Where we end up this season, it’s all down to the back line — the last stand, the trench, the place where dreams get mugged in the alleyways. Defending. It’s not been great, has it? Not great at all.

Ok, we are five games unbeaten, 13 points from 12 gigs, we have steadied the ship after that start of no wins from seven – there’s definitely no two ways about that. But – but! – we really could be in such a better position. Those mistakes at the back are getting punished every time. Every single time. The difference between League 2 and League 1.

Saturday, Wimbledon — the scene of the latest stumble. Heneghan and Hall, dancing like drunks in the penalty box, chasing ghosts instead of clearing the ball. From the away end it looked tragic, from the TV lens it looked biblical. Add it to the horror reel: the two goals conceded at Rotherham, the two conceded against Stevenage, the one at Reading, all three slammed past us by Leyton Orient. Nine of the eleven goals we have conceded this season have big red question marks hanging over our defending like neon signs in a noir flick. Our Achilles heel. Our cracked foundation. Imagine the table if we just had some standard League One steel.

Summer came and went, and we didn’t stack the centre-back deck. Just Cameron Humphreys — smooth operator, class act, a saxophone solo in a summers breeze. But we needed another. Heneghan, Hall, Jesse Debrah — the jury was out, the jury was nervous. But Jesse, Jesse’s found his groove. Saturday he was here, there and everywhere – even popping up on the wings, throwing down some serious McCarthy-Guppy vibes, like a beat god with boots on.

Don’t get me wrong. This isn’t a hit piece on the back line, no sir. But the themes, the motifs, they keep recurring like a bad dream or a broken record. Points slipping through our fingers like sand in an hourglass.

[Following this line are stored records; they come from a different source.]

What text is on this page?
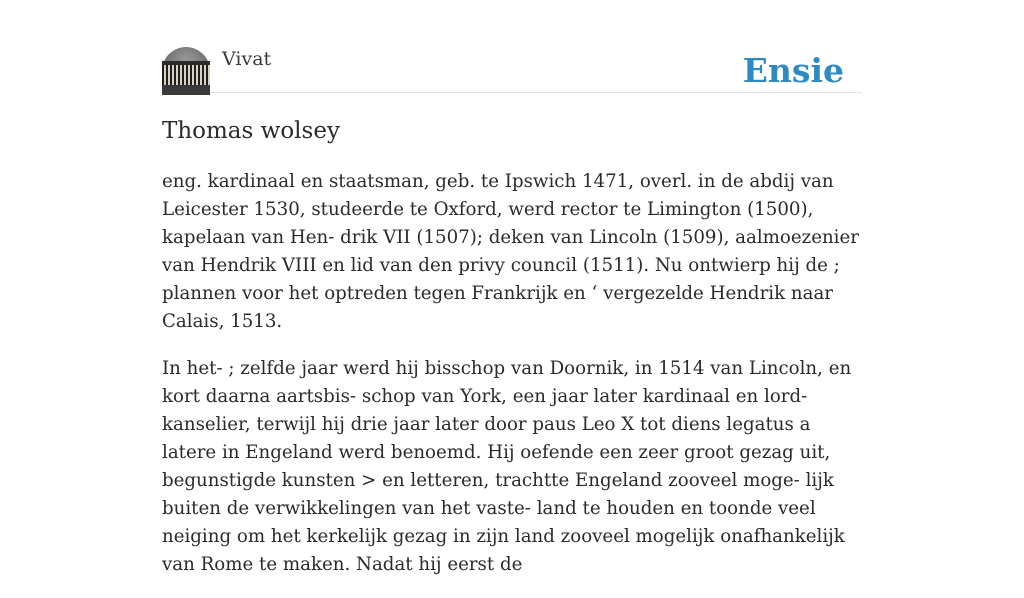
Vivat	Ensie
Thomas wolsey

eng. kardinaal en staatsman, geb. te Ipswich 1471, overl. in de abdij van Leicester 1530, studeerde te Oxford, werd rector te Limington (1500), kapelaan van Hen- drik VII (1507); deken van Lincoln (1509), aalmoezenier van Hendrik VIII en lid van den privy council (1511). Nu ontwierp hij de ; plannen voor het optreden tegen Frankrijk en ‘ vergezelde Hendrik naar Calais, 1513.

In het- ; zelfde jaar werd hij bisschop van Doornik, in 1514 van Lincoln, en kort daarna aartsbis- schop van York, een jaar later kardinaal en lord-kanselier, terwijl hij drie jaar later door paus Leo X tot diens legatus a latere in Engeland werd benoemd. Hij oefende een zeer groot gezag uit, begunstigde kunsten > en letteren, trachtte Engeland zooveel moge- lijk buiten de verwikkelingen van het vaste- land te houden en toonde veel neiging om het kerkelijk gezag in zijn land zooveel mogelijk onafhankelijk van Rome te maken. Nadat hij eerst de
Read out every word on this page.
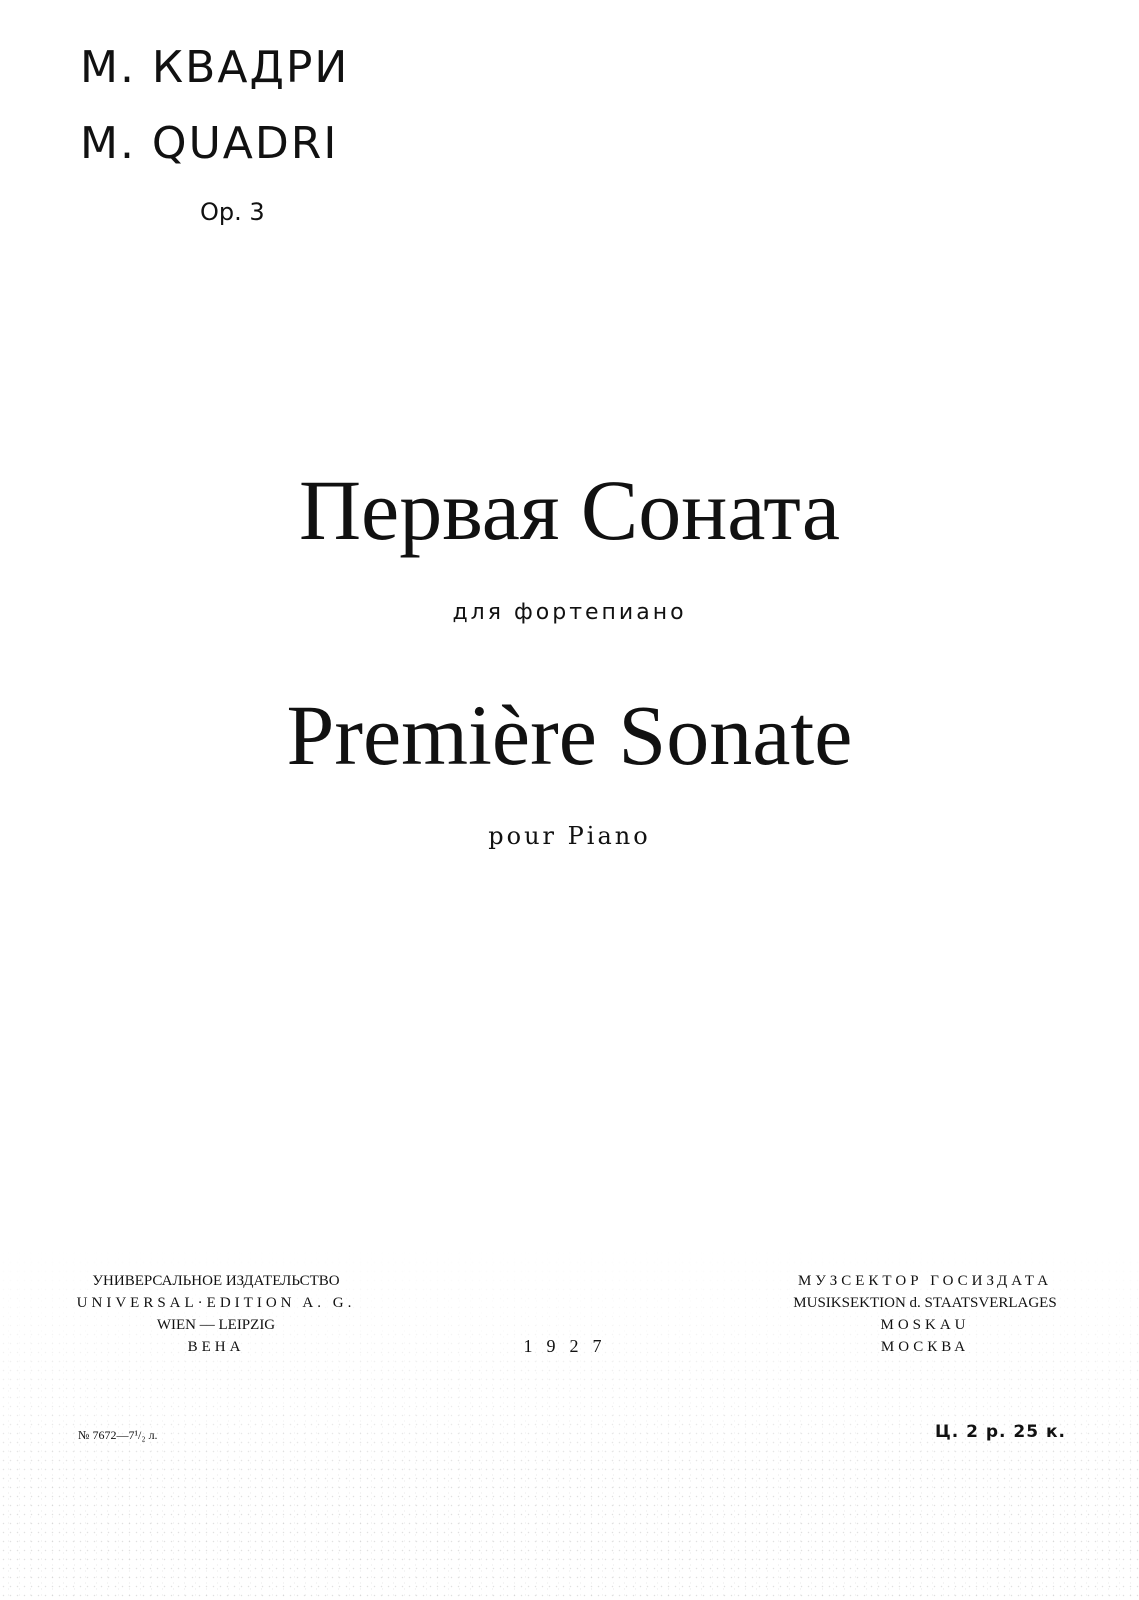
М. КВАДРИ
M. QUADRI
Op. 3
Первая Соната
для фортепиано
Première Sonate
pour Piano
УНИВЕРСАЛЬНОЕ ИЗДАТЕЛЬСТВО
UNIVERSAL·EDITION A. G.
WIEN — LEIPZIG
ВЕНА	1927
МУЗСЕКТОР ГОСИЗДАТА
MUSIKSEKTION d. STAATSVERLAGES
MOSKAU
МОСКВА
№ 7672—7¹/₂ л.	Ц. 2 р. 25 к.
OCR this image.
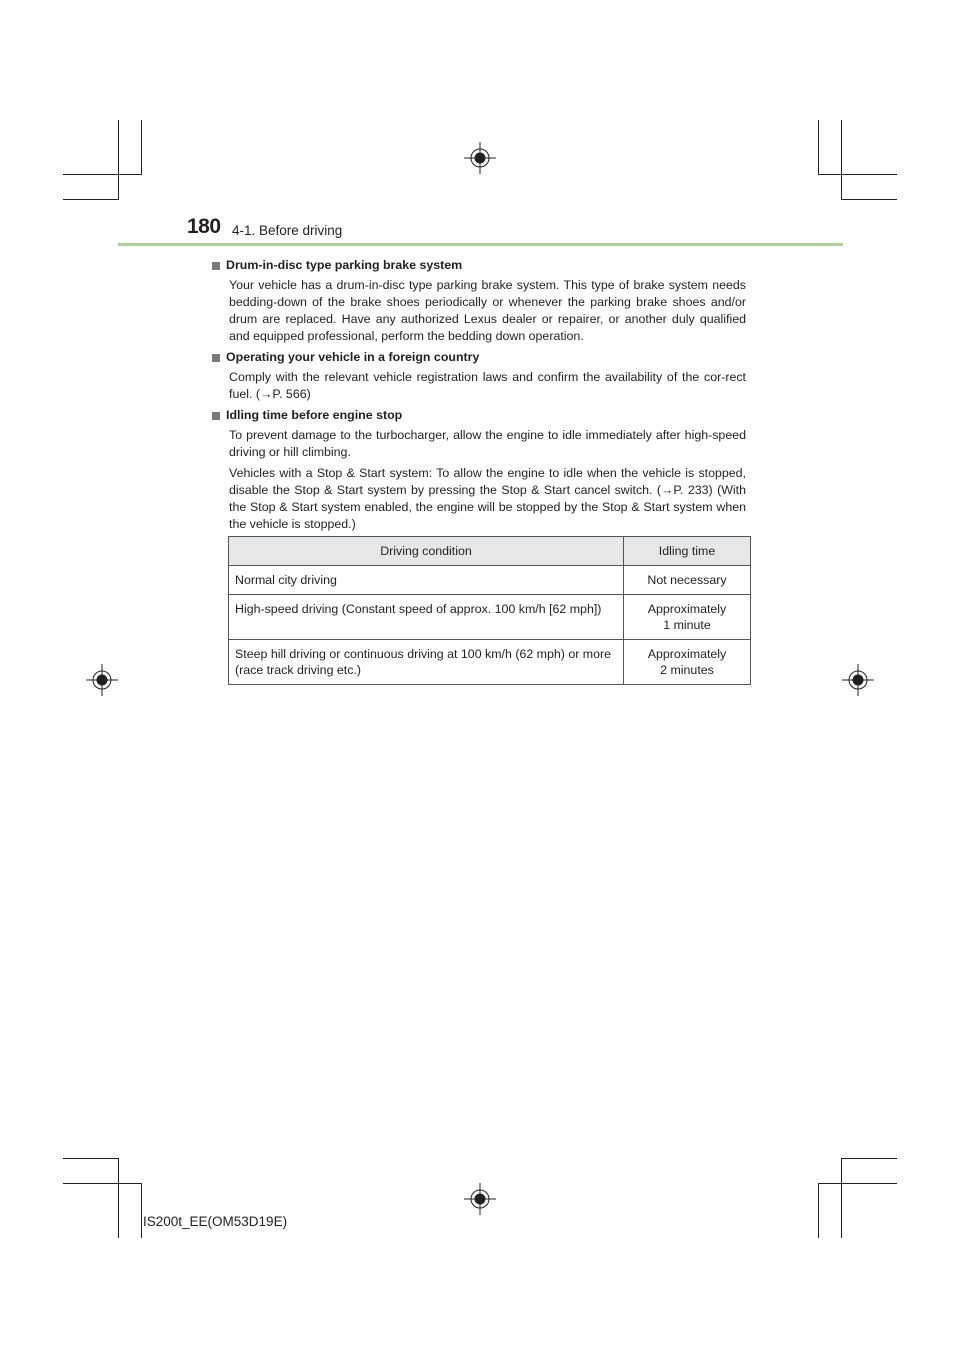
180 4-1. Before driving
Drum-in-disc type parking brake system

Your vehicle has a drum-in-disc type parking brake system. This type of brake system needs bedding-down of the brake shoes periodically or whenever the parking brake shoes and/or drum are replaced. Have any authorized Lexus dealer or repairer, or another duly qualified and equipped professional, perform the bedding down operation.

Operating your vehicle in a foreign country

Comply with the relevant vehicle registration laws and confirm the availability of the cor-rect fuel. (→P. 566)

Idling time before engine stop

To prevent damage to the turbocharger, allow the engine to idle immediately after high-speed driving or hill climbing.

Vehicles with a Stop & Start system: To allow the engine to idle when the vehicle is stopped, disable the Stop & Start system by pressing the Stop & Start cancel switch. (→P. 233) (With the Stop & Start system enabled, the engine will be stopped by the Stop & Start system when the vehicle is stopped.)

Driving condition	Idling time
Normal city driving	Not necessary
High-speed driving (Constant speed of approx. 100 km/h [62 mph])	Approximately
1 minute

Steep hill driving or continuous driving at 100 km/h (62 mph) or more (race track driving etc.)	Approximately
2 minutes
IS200t_EE(OM53D19E)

And the wing-backs — the army, the cavalry, the wounded. Kyle John, Mitch Clark, Liam Gordon, Jaheim Headley, Jordan Gabriel (maybe out, maybe not, I would be surprised if he isn’t after Saturday). Only Jack Shorrock left standing, and Moore’s not digging his tune. Injuries, recurring themes again — Clark, John, Headley — it’s like a curse, back for a few games then back to the physio room. Recall Sam Hart from Falkirk? Seriously? Wild move, but pure Vale. Sam Hart, resurrected, crown of thorns, feigning injury like the Messiah in a Shakespearean fever dream. Or maybe not. Who knows?

Still, we took a point at Wimbledon. Should be happy, right? Dominated possession in the first half, dug ourselves in for the second. Played the rhythm game. George Byers — the metronome, the heartbeat. George Hall — lightning in boots. Devante Cole — the predator, the hunter. Jayden Stockley — guile, presence, the cool breeze. Mo Faal — cameo king, flicks and tricks, saving the day with a header off the line like a lighthouse keeper in the storm, refusing to let the light go out.

But the spotlight, it keeps swinging back to our penalty area, our defending. Hesitation. Indecision. The ghosts of goals past.

Next stop: Wigan. Town of pies and Rugby League, the Pier and the Casino, soul and verve. We roll on.